Ники осмотрел полянку, кивнул:

— Следов нет, наши мхами не лазали. Ну и мы отыщем другую тропу, которую не жалко ботинками портить. Я ж не против сохранения красоты!

Обратно сквозь непролазный ельник они продирались минуту, не больше, но когда вынырнули с той стороны, исцарапав руки и прорвав одежду, оказались нежданно в сгустившихся сумерках. Тени подбирались все ближе, прятались за стволами, Варька ощутила, как мерзнет кожа под пропитавшейся потом курткой.

— Блин, у меня мурашки с ладонь! — выругался Николка. — Интересно, с чего вдруг стемнело? Слышишь? Даже птицы затихли!





— Я тут спать не собираюсь! — прошептала испуганная Варюха. — Лучше вернемся к болоту. Или затопчем ягельный коврик, все равно зарастет через месяц.

Ник кивнул и полез обратно, поминутно шепча «чур меня, чур!». Почерневшие елки как будто сдвинулись, сплелись ветвями, ощетинились сучьями. Им понадобилось десять минут, чтоб одолеть этот заслон.

На поляне по-прежнему было светло, здесь щебетал весенний денек, и солнце проглядывало сквозь ветви. Будто внутри мрачного ельника царило иное время.

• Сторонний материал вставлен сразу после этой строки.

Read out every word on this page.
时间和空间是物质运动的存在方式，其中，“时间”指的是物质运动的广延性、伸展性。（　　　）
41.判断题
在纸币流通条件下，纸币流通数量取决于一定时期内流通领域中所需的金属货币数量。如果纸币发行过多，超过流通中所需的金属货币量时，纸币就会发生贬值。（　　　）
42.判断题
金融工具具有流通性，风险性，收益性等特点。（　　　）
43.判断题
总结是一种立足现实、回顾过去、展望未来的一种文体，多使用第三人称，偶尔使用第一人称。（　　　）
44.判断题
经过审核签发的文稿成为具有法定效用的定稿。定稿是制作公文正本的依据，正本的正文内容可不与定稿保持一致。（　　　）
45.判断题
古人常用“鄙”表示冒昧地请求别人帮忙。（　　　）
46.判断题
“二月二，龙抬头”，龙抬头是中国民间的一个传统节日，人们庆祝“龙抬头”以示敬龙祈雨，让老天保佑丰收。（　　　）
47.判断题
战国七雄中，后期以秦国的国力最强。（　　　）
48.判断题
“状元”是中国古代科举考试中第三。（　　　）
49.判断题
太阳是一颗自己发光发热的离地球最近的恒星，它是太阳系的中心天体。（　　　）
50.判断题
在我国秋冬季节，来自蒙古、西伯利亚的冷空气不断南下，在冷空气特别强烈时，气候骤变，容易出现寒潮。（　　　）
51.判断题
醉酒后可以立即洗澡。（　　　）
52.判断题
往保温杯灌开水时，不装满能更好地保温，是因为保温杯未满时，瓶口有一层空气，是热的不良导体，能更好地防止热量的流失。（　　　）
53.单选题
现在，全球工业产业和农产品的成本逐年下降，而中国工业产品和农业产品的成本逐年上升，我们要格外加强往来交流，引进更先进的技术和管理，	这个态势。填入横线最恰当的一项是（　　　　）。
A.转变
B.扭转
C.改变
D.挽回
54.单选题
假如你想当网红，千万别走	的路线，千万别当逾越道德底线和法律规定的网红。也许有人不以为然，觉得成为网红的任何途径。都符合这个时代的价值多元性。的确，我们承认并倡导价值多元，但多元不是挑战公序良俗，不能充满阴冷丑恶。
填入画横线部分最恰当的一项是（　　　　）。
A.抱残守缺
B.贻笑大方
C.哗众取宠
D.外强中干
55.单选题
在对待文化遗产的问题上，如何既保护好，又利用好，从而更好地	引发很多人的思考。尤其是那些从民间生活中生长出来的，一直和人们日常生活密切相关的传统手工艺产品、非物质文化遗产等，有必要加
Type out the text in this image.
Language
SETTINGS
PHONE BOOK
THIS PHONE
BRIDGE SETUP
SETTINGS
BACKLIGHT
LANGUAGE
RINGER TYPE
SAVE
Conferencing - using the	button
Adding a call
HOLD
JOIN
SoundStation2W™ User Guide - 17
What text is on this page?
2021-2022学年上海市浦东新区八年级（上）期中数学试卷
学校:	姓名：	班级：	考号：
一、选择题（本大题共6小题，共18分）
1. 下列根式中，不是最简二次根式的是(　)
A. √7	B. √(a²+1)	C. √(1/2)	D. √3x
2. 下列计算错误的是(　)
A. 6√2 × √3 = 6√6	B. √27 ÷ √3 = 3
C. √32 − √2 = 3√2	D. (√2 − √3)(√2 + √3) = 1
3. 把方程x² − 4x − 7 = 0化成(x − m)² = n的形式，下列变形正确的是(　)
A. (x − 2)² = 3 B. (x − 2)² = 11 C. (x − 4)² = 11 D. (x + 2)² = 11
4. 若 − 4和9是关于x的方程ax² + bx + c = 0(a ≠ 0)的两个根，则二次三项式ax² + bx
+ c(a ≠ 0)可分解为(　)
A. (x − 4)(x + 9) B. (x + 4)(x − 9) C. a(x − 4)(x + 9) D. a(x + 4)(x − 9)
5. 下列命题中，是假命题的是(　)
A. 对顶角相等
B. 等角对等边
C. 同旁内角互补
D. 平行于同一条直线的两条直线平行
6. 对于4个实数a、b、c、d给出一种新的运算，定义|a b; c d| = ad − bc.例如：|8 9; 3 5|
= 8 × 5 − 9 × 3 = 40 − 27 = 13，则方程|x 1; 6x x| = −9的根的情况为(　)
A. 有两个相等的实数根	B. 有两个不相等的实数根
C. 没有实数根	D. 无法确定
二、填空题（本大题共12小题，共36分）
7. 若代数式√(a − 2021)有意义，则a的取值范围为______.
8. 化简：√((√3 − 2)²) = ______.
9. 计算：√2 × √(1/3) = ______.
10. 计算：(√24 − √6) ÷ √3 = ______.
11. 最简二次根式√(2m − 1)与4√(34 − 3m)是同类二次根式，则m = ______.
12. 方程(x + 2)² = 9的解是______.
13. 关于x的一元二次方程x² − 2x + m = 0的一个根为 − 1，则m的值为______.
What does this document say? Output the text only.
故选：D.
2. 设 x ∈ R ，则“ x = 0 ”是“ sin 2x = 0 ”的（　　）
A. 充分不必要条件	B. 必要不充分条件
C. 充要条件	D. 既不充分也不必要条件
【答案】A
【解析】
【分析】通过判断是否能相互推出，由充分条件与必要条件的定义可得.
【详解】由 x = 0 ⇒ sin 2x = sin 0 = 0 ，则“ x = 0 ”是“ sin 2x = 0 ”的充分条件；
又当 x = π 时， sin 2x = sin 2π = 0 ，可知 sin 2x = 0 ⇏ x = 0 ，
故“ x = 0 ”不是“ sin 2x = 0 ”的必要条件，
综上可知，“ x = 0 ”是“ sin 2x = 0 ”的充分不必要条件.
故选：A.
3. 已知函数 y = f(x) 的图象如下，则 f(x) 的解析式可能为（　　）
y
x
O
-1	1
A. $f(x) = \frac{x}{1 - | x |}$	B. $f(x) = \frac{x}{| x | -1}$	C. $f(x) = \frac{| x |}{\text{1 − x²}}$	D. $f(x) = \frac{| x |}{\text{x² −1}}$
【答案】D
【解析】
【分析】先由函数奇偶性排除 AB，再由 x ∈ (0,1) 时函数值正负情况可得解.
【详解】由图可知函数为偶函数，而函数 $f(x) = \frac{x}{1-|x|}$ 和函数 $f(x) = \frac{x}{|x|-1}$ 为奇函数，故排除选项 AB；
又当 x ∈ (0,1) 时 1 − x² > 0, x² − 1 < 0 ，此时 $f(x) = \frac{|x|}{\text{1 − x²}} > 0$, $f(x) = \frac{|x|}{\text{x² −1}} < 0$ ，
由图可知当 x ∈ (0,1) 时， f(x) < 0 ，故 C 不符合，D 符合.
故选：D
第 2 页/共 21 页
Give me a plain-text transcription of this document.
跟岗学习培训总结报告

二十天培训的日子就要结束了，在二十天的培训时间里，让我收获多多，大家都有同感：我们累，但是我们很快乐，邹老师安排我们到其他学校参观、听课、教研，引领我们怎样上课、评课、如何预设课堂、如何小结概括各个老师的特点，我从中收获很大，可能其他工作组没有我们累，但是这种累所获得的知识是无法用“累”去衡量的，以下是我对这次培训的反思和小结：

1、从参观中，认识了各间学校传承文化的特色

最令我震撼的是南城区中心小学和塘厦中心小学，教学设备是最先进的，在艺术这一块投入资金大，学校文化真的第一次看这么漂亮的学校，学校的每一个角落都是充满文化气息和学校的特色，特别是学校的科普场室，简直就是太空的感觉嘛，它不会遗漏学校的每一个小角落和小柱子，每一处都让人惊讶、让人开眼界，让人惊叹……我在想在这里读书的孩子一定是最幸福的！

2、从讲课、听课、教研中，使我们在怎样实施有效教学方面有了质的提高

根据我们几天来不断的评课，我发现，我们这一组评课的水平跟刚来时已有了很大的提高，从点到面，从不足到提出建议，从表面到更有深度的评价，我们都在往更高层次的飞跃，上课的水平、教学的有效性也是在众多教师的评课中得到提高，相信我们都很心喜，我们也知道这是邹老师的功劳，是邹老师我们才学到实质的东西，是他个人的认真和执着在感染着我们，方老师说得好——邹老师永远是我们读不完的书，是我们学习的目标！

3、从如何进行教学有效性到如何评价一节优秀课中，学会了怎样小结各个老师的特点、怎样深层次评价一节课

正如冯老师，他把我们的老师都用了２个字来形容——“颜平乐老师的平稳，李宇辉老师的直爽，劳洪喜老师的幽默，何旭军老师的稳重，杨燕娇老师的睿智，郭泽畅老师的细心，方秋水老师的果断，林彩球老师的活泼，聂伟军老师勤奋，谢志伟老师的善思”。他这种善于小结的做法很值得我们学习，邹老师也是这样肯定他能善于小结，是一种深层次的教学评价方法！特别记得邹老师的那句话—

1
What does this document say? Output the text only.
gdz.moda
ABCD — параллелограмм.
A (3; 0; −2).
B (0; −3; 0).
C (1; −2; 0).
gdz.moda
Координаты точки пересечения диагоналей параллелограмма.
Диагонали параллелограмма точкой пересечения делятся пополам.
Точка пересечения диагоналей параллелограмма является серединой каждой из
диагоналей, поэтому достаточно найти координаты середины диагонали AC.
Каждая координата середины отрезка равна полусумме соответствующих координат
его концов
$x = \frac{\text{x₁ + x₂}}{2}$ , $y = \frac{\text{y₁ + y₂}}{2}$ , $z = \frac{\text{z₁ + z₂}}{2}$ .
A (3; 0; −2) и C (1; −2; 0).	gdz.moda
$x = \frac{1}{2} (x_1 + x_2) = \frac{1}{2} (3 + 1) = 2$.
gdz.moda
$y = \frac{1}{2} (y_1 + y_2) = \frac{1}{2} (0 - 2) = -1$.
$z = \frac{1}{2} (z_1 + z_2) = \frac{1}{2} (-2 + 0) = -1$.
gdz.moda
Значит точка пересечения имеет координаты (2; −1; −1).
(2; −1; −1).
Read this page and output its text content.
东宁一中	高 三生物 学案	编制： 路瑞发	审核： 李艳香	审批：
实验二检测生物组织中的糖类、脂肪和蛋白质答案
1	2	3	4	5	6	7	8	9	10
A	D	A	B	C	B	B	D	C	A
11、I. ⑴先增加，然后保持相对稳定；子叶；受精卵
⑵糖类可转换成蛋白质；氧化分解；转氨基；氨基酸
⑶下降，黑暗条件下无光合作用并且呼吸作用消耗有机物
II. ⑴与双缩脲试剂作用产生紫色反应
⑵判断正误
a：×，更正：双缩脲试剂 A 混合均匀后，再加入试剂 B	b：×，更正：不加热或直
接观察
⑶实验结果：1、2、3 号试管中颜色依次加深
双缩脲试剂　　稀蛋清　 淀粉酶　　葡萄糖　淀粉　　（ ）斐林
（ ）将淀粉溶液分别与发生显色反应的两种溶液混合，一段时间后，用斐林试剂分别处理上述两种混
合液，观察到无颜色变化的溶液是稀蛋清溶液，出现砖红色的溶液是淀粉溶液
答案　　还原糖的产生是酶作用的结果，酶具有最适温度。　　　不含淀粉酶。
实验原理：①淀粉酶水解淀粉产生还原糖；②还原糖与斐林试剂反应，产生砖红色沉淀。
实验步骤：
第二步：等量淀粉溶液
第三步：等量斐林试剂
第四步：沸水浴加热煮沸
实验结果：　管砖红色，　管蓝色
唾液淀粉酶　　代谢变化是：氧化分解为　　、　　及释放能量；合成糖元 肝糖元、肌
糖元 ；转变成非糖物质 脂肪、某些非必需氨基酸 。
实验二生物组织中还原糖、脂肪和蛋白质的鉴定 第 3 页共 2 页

Ягель светился, переливался, чуть звенел серебристым звоном. Варька шагала за Ником след в след и все равно утопала во влажном узорчатом мху, мгновенно промочив штаны и ботинки. Брат нашел островок в сизо-сером кружеве, небольшой, прогретый за день валун. На нем разбили палатку, укрепив распорки камнями. О костре и мечтать не смели, к тому же дров поблизости не было. Выпили чай из термоса, съели заготовленные бутерброды и долго смотрели в небо, фиолетовое, в рыжих разводах. Слушали Тихий Лес, в котором молчали птицы, в который забыли запустить насекомых, особенно назойливых по весне.

А потом в небо плеснули чернилами, закрасили плотным слоем с кровавым потеком понизу. Проковыряли дырочки звезд.

Их неверные, в мареве, огоньки не желали складываться в созвездия, привычные с самого детства.

Звезды были холодные и чужие. И лунный серп смотрелся иначе.

— У каждого свои хлебные крошки, — зачем-то сказал Николка.

Варька молча полезла в палатку. Было страшно.

И очень холодно.

Майкл проснулся от внезапной щекотки.

Открыл глаза и увидел котенка. Мишка тыкался носом в щеку, шерудил усами по шее, Майкл фыркнул, накрыл тельце ладонью так, что торчал лишь хвостик-морковка, и принялся начесывать бурую, как у медведя, шерстку.

Мишка заурчал, как холодильник, разгоняя дурные сны.

— Снилось-то что, болезный? Говори, пока не забыл! — велела от печки Янина.

— Не помню. Какая-то ерунда.

— В моей избе ерунда не снится, — вынимая ухватом горшочек с кашей, важно сказала бабка. — Мишка, бурая душа, брысь отсюда! Потом поластишься, не мешай.